We designed our TRACTrs with an albumin binding domain to be stable in the bloodstream and to have a long serum half-life before activation. Our TRACTrs have demonstrated long half-lives in NHPs, which we believe translates to the potential for once-weekly dosing in humans. This is in contrast to first-generation TCEs that are rapidly cleared and require high frequency or continuous dosing.

Activity

Our TRACTrs are designed to be active at low levels of tumor target expression where other treatment modalities lose efficacy. In preclinical studies, our TRACTrs did not require high levels of tumor target expression to activate T cells to kill cancer cells.

Modularity

Our TRACTr platform technology’s modular characteristics enable us to leverage the learnings from the development of our product candidates to progress the discovery process of new TRACTr candidates against a wide variety of targets.

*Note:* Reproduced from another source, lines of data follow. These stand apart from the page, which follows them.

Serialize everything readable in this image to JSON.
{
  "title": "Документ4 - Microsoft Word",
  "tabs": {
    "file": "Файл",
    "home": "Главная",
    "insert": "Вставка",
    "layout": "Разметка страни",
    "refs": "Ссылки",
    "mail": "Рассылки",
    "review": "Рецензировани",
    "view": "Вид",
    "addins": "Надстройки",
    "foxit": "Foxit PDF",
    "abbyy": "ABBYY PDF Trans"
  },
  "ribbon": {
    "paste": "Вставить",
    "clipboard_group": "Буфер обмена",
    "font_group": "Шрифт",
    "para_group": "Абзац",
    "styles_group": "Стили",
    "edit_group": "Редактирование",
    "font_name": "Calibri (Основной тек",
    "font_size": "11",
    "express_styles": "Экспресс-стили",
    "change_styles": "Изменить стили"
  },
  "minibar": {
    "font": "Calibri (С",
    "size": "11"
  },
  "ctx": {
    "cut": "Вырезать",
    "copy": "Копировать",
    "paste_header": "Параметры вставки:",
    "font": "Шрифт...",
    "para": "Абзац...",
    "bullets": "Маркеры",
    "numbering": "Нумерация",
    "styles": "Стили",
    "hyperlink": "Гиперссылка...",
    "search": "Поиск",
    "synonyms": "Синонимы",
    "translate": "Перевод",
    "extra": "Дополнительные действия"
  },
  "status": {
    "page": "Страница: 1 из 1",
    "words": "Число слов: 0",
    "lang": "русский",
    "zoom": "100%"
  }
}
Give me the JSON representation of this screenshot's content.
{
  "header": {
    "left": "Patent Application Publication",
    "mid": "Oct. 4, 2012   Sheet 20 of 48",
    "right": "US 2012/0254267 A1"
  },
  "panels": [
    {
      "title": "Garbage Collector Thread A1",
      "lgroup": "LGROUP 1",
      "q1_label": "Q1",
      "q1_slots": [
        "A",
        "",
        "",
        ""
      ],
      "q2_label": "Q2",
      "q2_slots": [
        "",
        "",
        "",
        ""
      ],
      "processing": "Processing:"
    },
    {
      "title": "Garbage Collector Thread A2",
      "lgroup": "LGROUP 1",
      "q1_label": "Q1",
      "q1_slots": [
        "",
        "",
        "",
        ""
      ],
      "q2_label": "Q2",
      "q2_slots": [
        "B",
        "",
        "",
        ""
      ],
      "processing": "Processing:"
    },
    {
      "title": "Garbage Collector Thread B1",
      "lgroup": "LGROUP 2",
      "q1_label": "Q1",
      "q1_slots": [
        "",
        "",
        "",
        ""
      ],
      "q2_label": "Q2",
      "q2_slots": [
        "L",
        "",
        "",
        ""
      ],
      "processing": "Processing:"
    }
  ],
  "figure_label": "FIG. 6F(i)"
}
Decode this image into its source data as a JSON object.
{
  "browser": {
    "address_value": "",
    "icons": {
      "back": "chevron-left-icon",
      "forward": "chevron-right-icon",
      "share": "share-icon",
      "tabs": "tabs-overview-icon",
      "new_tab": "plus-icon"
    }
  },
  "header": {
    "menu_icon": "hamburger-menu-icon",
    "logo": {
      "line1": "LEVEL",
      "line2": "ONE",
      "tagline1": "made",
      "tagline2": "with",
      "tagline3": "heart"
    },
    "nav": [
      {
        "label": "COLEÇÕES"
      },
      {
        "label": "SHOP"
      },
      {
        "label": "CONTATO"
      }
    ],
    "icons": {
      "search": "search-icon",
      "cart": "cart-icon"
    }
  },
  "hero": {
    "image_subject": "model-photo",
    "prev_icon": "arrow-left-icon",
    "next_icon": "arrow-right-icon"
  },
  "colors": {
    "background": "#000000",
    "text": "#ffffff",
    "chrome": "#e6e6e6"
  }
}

For our first three programs, once an antibody was identified, we were able to develop a masked tumor binding domain in less than six months to begin evaluating TRACTr development candidate.

Manufacturability

The production, development, and manufacturing processes of our TRACTr molecules closely resemble those used for monoclonal antibodies with the potential for a relatively lower cost of goods.